The feedback from other processors is damning – when it comes to the management strategies MG used and has tried to justify.
To recap
MG’s Managing Director, Gary Helou — who was MG’s highest paid CEO in history — resigned April 27, after he massively overestimated sales figures, plunging the company’s 2400 suppliers into a financial tub of iced water.
If that wasn’t bad enough, Fonterra then announced the price it paid its farmer-suppliers would immediately drop from between $6 and $5.60 for every kilogram of milk solids to just $4.75-$5/kg — equivalent to as little as 35c a litre of milk.
And it got worse
Not only would prices be slashed immediately, but they would be backdated or imposed retrospectively to the beginning of the 2015-16 financial year or milk season.
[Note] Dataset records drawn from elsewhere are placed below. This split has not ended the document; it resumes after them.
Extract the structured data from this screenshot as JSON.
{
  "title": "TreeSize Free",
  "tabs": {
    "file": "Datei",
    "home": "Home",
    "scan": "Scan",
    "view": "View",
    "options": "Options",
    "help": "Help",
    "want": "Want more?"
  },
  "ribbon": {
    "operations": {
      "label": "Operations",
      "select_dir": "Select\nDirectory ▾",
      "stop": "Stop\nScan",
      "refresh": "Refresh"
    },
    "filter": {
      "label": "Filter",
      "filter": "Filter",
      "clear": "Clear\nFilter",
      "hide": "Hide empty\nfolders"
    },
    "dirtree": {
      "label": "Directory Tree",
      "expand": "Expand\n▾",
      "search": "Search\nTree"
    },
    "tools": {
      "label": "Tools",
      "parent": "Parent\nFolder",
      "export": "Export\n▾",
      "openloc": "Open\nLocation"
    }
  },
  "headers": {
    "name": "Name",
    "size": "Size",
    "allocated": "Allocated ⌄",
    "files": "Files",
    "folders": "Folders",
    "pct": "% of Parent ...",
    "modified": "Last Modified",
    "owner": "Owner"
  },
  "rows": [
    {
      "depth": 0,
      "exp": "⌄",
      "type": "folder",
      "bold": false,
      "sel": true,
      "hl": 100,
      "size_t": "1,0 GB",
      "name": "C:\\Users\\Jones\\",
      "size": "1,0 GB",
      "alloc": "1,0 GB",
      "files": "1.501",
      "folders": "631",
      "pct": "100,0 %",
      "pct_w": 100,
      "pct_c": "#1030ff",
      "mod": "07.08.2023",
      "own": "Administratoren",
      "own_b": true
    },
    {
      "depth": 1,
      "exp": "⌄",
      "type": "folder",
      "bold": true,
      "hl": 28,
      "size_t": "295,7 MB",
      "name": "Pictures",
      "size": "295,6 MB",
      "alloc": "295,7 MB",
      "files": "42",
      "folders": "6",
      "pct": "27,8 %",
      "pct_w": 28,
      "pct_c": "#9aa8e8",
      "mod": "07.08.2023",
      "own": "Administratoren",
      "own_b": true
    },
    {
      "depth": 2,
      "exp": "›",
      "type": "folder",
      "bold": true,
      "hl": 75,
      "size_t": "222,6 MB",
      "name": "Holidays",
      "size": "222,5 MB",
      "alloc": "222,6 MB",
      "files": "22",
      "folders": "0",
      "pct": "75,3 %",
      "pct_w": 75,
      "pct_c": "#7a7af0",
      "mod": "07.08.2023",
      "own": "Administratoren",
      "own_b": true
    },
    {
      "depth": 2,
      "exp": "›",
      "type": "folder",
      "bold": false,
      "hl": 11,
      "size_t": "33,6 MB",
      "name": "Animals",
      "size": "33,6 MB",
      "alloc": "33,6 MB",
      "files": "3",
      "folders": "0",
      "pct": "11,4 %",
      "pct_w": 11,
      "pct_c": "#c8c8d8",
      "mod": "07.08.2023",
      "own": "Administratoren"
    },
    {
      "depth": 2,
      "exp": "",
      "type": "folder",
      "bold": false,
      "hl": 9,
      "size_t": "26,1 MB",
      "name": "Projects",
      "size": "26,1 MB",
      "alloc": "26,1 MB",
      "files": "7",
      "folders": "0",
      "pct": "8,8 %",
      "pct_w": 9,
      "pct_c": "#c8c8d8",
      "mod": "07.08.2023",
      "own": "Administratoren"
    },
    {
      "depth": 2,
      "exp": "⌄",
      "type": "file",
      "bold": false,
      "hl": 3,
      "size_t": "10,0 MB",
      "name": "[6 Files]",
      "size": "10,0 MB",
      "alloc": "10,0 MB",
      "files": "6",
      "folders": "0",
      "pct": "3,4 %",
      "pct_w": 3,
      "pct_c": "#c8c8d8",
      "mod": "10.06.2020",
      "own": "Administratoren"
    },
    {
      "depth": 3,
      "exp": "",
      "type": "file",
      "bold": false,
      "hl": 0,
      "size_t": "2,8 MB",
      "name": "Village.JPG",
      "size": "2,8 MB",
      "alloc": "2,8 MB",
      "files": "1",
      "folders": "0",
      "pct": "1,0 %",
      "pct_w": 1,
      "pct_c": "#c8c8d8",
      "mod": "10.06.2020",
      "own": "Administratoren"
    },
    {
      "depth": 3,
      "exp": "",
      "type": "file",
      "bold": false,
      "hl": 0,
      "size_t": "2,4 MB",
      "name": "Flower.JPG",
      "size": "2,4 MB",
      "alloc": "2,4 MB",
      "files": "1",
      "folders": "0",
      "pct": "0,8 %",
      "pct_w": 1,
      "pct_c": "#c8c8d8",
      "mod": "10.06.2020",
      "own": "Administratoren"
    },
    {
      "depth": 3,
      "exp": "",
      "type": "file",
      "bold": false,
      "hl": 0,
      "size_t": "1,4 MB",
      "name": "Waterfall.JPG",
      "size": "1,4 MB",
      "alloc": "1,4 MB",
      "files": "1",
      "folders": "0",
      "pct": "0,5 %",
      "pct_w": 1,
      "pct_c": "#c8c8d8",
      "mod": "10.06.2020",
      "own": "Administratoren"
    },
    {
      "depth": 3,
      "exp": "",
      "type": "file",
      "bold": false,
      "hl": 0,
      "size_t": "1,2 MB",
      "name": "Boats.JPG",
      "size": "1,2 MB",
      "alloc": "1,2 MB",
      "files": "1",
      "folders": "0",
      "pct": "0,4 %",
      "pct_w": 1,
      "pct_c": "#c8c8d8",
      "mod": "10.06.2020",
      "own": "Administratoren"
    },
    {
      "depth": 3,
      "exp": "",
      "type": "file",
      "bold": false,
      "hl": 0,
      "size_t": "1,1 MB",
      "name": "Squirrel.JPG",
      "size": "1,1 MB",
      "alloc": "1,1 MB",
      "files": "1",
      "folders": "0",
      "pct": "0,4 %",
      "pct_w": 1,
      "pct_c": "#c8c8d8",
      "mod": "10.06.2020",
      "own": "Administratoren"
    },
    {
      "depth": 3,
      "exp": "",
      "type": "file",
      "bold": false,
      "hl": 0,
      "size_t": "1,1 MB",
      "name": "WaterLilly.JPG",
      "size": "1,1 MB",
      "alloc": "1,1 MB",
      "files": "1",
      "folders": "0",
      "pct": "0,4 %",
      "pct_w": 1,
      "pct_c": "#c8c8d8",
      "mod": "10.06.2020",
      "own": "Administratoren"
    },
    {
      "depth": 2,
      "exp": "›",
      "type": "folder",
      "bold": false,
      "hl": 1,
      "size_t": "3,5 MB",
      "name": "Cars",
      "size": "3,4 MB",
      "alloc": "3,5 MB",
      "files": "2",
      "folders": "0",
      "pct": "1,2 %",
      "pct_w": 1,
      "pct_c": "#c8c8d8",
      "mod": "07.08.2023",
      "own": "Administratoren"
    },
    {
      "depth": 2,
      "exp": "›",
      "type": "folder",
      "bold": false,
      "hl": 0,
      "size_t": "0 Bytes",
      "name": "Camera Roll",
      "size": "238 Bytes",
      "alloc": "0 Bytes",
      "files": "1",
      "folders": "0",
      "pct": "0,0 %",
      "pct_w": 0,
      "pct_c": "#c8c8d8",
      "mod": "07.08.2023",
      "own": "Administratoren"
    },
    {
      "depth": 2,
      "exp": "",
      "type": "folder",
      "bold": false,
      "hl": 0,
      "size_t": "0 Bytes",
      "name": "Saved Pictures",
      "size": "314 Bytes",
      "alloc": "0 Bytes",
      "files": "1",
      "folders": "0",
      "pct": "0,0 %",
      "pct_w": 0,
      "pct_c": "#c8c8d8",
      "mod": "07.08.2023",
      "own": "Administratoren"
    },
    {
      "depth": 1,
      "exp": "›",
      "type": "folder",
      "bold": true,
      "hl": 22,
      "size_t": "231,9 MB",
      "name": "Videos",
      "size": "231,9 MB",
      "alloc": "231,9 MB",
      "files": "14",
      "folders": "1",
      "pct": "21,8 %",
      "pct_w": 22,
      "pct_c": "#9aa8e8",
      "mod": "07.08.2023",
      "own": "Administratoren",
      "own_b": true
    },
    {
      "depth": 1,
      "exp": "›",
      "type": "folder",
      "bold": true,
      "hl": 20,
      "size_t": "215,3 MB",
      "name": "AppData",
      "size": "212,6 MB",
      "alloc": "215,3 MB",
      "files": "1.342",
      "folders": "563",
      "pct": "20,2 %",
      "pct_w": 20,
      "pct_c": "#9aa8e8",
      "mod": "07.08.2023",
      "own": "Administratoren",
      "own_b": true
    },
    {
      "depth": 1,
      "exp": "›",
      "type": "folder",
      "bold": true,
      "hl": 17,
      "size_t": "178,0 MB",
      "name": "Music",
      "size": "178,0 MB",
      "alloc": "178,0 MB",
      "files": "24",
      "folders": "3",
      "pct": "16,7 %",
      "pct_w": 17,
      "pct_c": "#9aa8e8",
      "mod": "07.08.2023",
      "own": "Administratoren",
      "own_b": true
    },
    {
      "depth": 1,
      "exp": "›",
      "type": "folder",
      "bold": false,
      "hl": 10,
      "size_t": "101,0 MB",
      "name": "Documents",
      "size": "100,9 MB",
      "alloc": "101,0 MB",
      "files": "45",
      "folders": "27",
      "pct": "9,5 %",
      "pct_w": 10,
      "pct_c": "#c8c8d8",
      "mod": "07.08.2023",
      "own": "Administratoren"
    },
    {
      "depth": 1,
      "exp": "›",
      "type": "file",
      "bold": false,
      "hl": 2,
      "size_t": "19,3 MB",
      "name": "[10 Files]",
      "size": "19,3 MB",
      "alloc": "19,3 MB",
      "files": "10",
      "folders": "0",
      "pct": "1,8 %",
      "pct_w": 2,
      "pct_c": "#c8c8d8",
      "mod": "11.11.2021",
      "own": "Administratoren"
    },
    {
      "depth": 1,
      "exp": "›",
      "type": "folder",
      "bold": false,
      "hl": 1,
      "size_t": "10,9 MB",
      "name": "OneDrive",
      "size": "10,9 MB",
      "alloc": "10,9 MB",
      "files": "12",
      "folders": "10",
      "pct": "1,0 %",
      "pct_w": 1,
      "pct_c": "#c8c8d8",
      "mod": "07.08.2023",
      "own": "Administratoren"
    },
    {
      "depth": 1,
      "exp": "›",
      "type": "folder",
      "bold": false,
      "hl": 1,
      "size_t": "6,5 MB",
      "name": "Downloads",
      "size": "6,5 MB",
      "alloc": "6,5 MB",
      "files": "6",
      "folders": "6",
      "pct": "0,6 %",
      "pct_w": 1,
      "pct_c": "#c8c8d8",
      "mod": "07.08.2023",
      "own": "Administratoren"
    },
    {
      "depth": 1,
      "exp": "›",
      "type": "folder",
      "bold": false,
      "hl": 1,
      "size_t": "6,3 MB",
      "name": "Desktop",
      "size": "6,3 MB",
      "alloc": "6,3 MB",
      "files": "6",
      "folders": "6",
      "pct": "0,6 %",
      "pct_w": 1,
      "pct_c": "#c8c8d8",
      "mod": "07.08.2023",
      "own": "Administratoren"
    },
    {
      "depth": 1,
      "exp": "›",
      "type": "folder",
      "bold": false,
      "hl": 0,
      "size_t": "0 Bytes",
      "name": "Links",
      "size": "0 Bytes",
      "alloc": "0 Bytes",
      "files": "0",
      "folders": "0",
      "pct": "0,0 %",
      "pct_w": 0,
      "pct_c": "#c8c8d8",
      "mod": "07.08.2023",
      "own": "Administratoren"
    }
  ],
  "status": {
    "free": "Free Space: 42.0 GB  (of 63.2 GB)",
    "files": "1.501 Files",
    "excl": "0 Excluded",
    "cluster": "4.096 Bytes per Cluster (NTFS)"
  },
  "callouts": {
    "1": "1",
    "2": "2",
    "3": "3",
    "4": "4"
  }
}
This meant that every litre of milk sold to MG and Fonterra during the past 10 months — for which farmers have already been paid — they are now paying back.
MG and Fonterra have offered low-interest loans, repayable after three years.
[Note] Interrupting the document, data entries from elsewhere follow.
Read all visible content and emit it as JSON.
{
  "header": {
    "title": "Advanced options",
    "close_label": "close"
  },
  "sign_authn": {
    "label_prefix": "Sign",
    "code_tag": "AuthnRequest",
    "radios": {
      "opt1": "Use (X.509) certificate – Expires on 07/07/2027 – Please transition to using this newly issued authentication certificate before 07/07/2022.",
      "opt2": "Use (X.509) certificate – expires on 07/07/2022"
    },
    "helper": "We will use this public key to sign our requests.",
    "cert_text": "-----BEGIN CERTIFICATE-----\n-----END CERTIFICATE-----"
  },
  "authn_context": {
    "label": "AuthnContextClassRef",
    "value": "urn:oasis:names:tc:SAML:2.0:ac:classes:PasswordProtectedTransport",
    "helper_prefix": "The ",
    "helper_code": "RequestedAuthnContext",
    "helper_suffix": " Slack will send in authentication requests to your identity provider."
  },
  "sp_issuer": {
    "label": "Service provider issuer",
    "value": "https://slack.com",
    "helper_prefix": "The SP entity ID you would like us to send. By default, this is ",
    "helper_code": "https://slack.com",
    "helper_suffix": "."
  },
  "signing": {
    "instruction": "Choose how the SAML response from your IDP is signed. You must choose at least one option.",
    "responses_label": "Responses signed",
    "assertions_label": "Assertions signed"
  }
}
Or, the debt can be erased if suppliers accepted 14c a litre for their milk for the two months until July.
Some farmers could see no way out, and sent whole herds to slaughter. Suicides have become an overwhelming concern for the industry.
And opening milk prices (stripping away the confusing layers of smoke and mirrors) from July have been cold comfort – MG at best is $4.45/kgMS or 34c/litre and Fonterra has announced at $4.75/kgMS or 36.5c/litre. Australia’s cost of production is closer to 45c/litre. And one of the MG directors also named in the lawsuits that have followed MG’s fall from grace – Philip Tracy – remains as MG’s current leader.
Where to now
Increasingly, it appears the only way for Murray Goulburn (MG) to pave the road to recovery is to appoint an honest and approachable Chief Executive Officer (CEO), who understands the dairy industry and appreciates its co-operative culture.
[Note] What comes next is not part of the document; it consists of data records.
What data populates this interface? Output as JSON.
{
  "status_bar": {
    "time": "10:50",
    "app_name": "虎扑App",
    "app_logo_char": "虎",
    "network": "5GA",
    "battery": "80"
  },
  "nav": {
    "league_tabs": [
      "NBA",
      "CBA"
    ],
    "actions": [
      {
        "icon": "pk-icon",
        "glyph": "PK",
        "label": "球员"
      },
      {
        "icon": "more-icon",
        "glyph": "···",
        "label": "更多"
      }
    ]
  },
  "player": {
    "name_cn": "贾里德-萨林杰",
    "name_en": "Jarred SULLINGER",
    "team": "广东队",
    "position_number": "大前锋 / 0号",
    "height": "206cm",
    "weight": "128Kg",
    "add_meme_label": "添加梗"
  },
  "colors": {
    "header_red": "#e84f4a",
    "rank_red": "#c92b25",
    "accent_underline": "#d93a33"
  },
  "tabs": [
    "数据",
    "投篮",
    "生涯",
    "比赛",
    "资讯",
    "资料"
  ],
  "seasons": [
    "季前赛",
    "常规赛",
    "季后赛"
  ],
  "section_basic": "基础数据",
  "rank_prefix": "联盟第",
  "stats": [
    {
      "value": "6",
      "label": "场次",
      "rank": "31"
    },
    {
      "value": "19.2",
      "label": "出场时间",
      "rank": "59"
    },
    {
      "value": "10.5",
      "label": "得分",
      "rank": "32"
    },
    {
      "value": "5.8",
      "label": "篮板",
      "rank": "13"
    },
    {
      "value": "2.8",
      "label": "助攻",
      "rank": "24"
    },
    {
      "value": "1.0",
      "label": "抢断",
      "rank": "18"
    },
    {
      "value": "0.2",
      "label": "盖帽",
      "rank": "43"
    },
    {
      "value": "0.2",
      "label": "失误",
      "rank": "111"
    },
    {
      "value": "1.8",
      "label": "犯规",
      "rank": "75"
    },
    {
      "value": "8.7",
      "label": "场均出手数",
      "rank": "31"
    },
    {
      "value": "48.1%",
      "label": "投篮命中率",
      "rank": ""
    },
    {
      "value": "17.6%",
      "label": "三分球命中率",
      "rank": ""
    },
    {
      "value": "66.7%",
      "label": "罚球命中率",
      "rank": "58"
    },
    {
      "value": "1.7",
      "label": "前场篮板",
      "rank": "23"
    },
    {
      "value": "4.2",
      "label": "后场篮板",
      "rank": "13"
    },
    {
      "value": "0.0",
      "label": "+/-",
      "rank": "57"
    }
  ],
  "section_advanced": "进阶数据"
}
Farmer lobby group Farmer Power rose up and has called MG on everything, asking for a 50c levy to be imposed on milk sales. Meanwhile, industry appointed industry watch-dogs (supported by farmer levies) have struggled to find their teeth.
Urban ally
Presenter Waleed Aly from Melbourne television show “The Project” (the 2016 Gold Logie winner) arguably did more for the industry in one newscast than many have ever been able to do. The result? The consumer listened. And sympathised. And bought branded milk. It proved one thing: the urban audience values Australian farmers.
Supported by intelligent and dogged journalism across mainstream media, MG — in particular – had few places left to hide.
Joe Aston, of the Australian Financial Review newspaper, called MG out for allowing Philip Tracy to take MG’s helm, given he was part of the initial board.
“Hasn’t Murray Goulburn’s Philip Tracy picked up right where ousted chief executive Gary Helou left off?” he wrote. “The dairy Chairman had an opinion piece in Melbourne’s Herald Sun on Thursday, which we’re seriously considering framing – so memorable it is for a scarcity of logic.
“Remember that on his watch, Murray Goulburn loaded the balance sheet with debt to lock in a decade of volume growth at paltry margins, failed to penetrate with its relaunched Devondale brand, and repeatedly fell short of profit forecasts, all while unrealistically promising its farmers $6 per kilo for milk solids, then retrospectively yanking it back to $4.75 and diluting 38 per cent of their equity to outside interests.
“Yet now Tracy sheets the blame to falling global dairy commodity prices and the fact that ‘Australia produces 35% more milk than it can possibly consume’.”
Trouser-deal stink
The journo also disagreed with Philip Tracy’s argument that MG’s 10-year contract to supply Coles with private-label milk was a “very good deal for our farmers”.
“Sorry, but the Coles deal is a stinker for Tracy’s farmers. The contract includes a rise-and-fall provision so Coles trousers the greater margin when commodity prices are lower. And if, as Tracy claims, Coles is paying MG a premium above the farm-gate price (and who knows which price he’s talking about – the real price or the one he recently foisted on his suppliers), then why aren’t the farmers seeing any of it flow back to them? Oh and that ‘much-needed investment’ he’s talking about are the factories (built with bank debt) that pump out more milk than anyone can drink, thus creating the oversupply he was earlier blaming for MG’s woes. Go figure.”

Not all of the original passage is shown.